How does this guide work?
This guide is written in Markdown, a text formatting language that can be used and displayed in a variety of contexts and applications. Markdown may look intimidating to someone who’s never used it before, but it’s really very simple. This document won’t include a guide on how to use markdown - Markdown Guide already has better resources that I could write. There are a variety of editors that you might use to write markdown, my favorite of which is Obsidian.
The pages I’ll write are written using Obsidian, compiled using Quartz, and published to a GitHub Pages site on the FRC-4459 organization. Anyone given admin permissions on the FRC-4459 GitHub organization should be able to modify the site.
Others who don’t wish to use obsidian and Node may find it easier to directly add and edit pages on the GitHub repo. For those in our team, this is as simple as using the buttons provided in the repo UI to edit/add markdown pages.
For those who aren’t on our team who may wish to contribute or edit, you can clone or download the repo, edit it, then open a pull request on the GitHub repo to request to have your changes added. The team and I will try to be attentive to your PRs and get them merged promptly! :)
Where is the website?
The actual website can be found from the GitHub repo by going into the sidebar on the right and finding and clicking on the site link.
Tagging & Structure
The only formatting rule I’ll enforce is requiring authors to use the YAML frontmatter of their notes to add a couple pieces of metadata. Those pieces are the title, a tag that describes what area the note falls into, the start date, and the author. You use frontmatter by placing two sets of --- at the very top of your note. An example is below.
---
title: Bumper Construction Guide
tags: #project/LGTR/mechanical
date: 03/11/2025
author: Lebron J.
---
Here’s what you need to know for each field:
Key | Value |
---|---|
title | The title of the note. Can be anything. This will be displayed at the head of the page when published. |
tags | A tag to categorize the note. You only have to include one tag. That one tag starts with #project/LGTR/ , and after the backslash should be one of the categories laid down in the index in all lowercase. Examples include #project/LGTR/misc and #project/LGTR/mechanical . You can also use other tags to categorize your pages, like #guide , #resource , or anything else, but this isn’t required. |
date | The date that the author started working on the file in MM-DD-YYYY format |
author | The name of the main author of the note. If there are multiple authors, you can add each one by separating the names with commas. |
How do I download this guide?
Go to FRC-4459 on GitHub, find the “LGTR” repo, and clone it using Git. This should make a complete local copy of the guide on your computer. This is the best method because once you edit, you can add your files, commit, and then push the changes using Git.

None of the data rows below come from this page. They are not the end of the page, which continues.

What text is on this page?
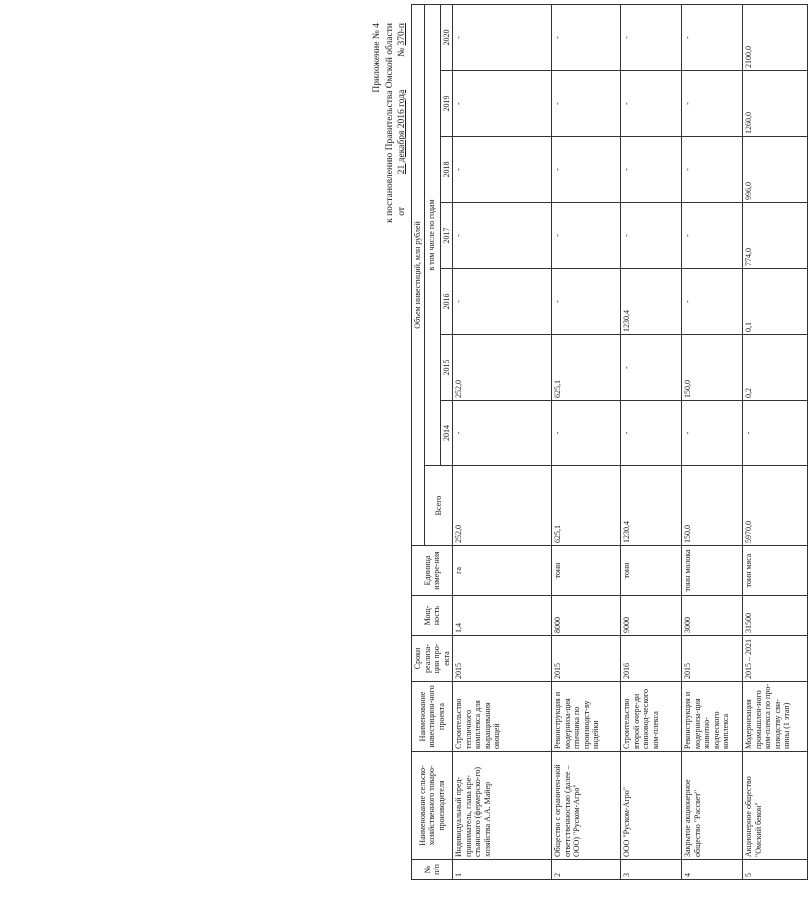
Приложение № 4 к постановлению Правительства Омской области от  21 декабря 2016 года  № 370-п
№ п/п	Наименование сельско-хозяйственного товаро-производителя	Наименование инвестицион-ного проекта	Сроки реализа-ции про-екта	Мощ-ность	Единица измере-ния	Объем инвестиций, млн рублей							
						Всего	в том числе по годам						
							2014	2015	2016	2017	2018	2019	2020
1	Индивидуальный пред-приниматель, глава кре-стьянского (фермерско-го) хозяйства А.А. Майер	Строительство тепличного комплекса для выращивания овощей	2015	1,4	га	252,0	-	252,0	-	-	-	-	-
2	Общество с ограничен-ной ответственностью (далее – ООО) "Руском-Агро"	Реконструкция и модерниза-ция птичника по производст-ву индейки	2015	8000	тонн	625,1	-	625,1	-	-	-	-	-
3	ООО "Руском-Агро"	Строительство второй очере-ди свиновод-ческого ком-плекса	2016	9000	тонн	1230,4	-	-	1230,4	-	-	-	-
4	Закрытое акционерное общество "Рассвет"	Реконструкция и модерниза-ция животно-водческого комплекса	2015	3000	тонн молока	150,0	-	150,0	-	-	-	-	-
5	Акционерное общество "Омский бекон"	Модернизация промышлен-ного ком-плекса по про-изводству сви-нины (1 этап)	2015 – 2021	31500	тонн мяса	5970,0	-	0,2	0,1	774,0	996,0	1260,0	2100,0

Alternatively, you can navigate to the repo and just hit Code → Download ZIP. This will give you a zip file of the guide. This method works without Git, but also makes it much harder to add your changes to the repo.
How do I add content to this guide?
No matter what method you use, make sure you return to the index file and add a bullet point with a backlink (using double square brackets) to your note under the appropriate section. If you don’t, visitors to the website won’t be able to find it without the search bar. For example:
## Mechanical
- [[Bumper Construction Guide]]
Obsidian and Quartz
This is the preferred method for updating the guide, but also the most complex. Firstly, you need a Git setup with a personal access token or SSH key. Then you need to download the repo by typing one of the following:
git clone https://github.com/FRC-4459/LGTR.git # if you are authenticated using an access token or GitHub Desktop
git clone git@github.com:FRC-4459/LGTR.git # if you are authenticated using an SSH key
Or by using the Git desktop UI to clone the repo.
If you’re not part of our organization, you need to make a fork on your own GitHub account to upload changes.
Once you have a copy, install Node Package Manager on your computer. Go into your command line (PowerShell on Windows or Bash on Linux) and navigate to the repo you cloned by typing
cd "/path/to/the/repo/you/just/cloned/" # it will be different for everyone
You should be in a folder called LGTR. Run the command
npm i
to install quartz into the repo.
Finally, you can use Obsidian to go into the /content directory and edit to your heart’s content. If you don’t wish for a page to be published because you haven’t finished it, you can add draft: true
to the frontmatter.
When you’re done editing, run
npx quartz sync
This will push your changes to the GitHub repo. On the main repo, a workflow should automatically update the website with your content within a couple minutes. If you are not part of our organization, update your own fork and then open a pull request on the main repo with your branch.
Directly on GitHub
Like the above method, if you’re not part of team 4459’s organization, you’ll have to create your own fork of the repo and make a pull request when you finish editing. Otherwise, the process is the same:
Go to https://github.com/FRC-4459/LGTR and navigate into the /content folder.
Click the “add file” button in the top-right and then click “create new file”.
Name your file anything with a .md extension. Then, write markdown directly into the file content box. If you want to look at what the file looks like when rendered, just go to the “preview” pane. When you’re done, hit “commit changes” and leave a short (< 1 sentence) commit message describing what you wrote.
To make a pull request from outside of our organization, see Creating a Pull Request.